Monday, July 25, 2011

Like Esperanto, Greek bail-out is a bit of a fudge

by Patrick Jenkins

Financial Times

July 25, 2011

It’s probably very unfair to the estimated 2m people who speak it. But Esperanto – the artificially constructed language that celebrates its own name-day on Tuesday – has always struck me as daft.

The ideals behind it were all very noble – a Russian Jew, who grew up in such an ethnically and linguistically fractured neighbourhood that he longed for a common language to bind everyone together, clearly had the best of intentions when he came up with it 130-odd years ago.

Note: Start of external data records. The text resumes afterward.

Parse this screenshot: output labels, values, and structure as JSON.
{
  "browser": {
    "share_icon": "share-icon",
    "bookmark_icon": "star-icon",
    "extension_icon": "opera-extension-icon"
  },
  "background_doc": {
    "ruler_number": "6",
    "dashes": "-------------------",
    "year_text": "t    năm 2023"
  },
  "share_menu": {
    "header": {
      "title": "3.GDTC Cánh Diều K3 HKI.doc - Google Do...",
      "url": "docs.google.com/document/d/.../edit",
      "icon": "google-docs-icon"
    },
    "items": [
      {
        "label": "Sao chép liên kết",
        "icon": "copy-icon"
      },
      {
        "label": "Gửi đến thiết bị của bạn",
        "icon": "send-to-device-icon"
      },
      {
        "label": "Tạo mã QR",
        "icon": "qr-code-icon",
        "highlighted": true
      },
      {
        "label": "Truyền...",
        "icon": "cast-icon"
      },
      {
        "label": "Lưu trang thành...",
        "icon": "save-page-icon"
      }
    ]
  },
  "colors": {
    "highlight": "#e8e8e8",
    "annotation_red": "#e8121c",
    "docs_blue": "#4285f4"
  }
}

But the concept of a language created rather than evolved, spoken only by enthusiasts, and one which ironically – in our increasingly globalised world – is surely doomed to failure, given the dominance of English, has always reminded me of the euro.

Late last Thursday, German chancellor Angela Merkel, French president Nicolas Sarkozy, and other European luminaries, including European Central Bank president Jean-Claude Trichet, were all smiles, determined to demonstrate that the product of 30-odd years worth of work by their political forebears was not unravelling like a bad Esperanto translation. After weeks of standoff, they had reached agreement on a €109bn aid package to Greece – heartening proof, if you are a europhile, that the eurozone nations are totally committed to each other; depressing proof, if you are not, that there is seemingly no limit to the stream of cash that can be poured down the drain.